The Death of MySpace

For those of you who still might think that content doesn’t matter, go to the Alexa Top 500 and take a look at the most recent ranking for MySpace. Rupert Murdoch’s once dominant social network dropped out of the top ten this week. It is now ranked at a lowly eleven on the internet power chart and it will most likely drop again soon. Why? They, like all the rest of Mr. Murdoch’s enterprises, don’t care about content.

That may sound like a simplistic view but if you look at MySpace you will see a lot of flashy images, some cool apps, some great music, and nothing anywhere that actually has anything to say about the merits of the site itself. The most writing you’ll see at MySpace is the “warning” you get when you try to click an outside link.

Compare this to Facebook, the number two most visited site on the internet. Facebook has content. Those who use it post real sentences structured into real paragraphs because that is what the site encourages. Just look at the descriptions when you go to the Alexa Top 500 page. MySpace simply says “social network”. Facebook says “A social utility that connects people, to keep up with friends, upload photos, share links and videos”.

If you look at the Alexa Top Ten today you’ll see websites and search engines that have quality content. This is not the Google algorithm. Alexa is an independent service that ranks sites according to number of visits. Users determine who is on top and who slips down to obscurity. MySpace is quickly dropping off the charts because people simply are not using it.

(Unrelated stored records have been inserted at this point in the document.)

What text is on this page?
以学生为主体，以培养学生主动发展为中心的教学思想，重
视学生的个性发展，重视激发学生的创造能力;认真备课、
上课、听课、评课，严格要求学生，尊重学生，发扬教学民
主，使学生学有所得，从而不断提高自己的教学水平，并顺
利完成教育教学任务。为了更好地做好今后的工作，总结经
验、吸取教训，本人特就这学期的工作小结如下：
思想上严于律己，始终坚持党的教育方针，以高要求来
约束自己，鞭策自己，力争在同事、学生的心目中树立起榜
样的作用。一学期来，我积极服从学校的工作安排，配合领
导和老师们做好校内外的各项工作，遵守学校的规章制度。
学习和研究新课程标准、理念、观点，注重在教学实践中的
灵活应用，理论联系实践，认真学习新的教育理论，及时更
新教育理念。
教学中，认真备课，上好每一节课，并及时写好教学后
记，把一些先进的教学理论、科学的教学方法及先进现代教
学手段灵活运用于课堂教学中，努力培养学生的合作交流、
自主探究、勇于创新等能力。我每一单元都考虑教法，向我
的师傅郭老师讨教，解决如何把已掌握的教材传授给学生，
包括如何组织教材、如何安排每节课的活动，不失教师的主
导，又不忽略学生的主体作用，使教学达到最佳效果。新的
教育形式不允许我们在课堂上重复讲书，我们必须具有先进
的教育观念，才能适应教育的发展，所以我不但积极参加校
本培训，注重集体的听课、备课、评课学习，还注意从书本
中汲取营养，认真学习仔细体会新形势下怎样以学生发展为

As a writer and an intelligent consumer I get insulted when someone tries to use a sensationalist headline and no substance to get my attention. Rupert Murdoch has been doing this for years with his newspapers and built a multi-billion dollar empire. I hope he saved his money, because those tactics aren’t working anymore, at least not on the internet. MySpace is pretty but I, like most internet users these days, prefer substance.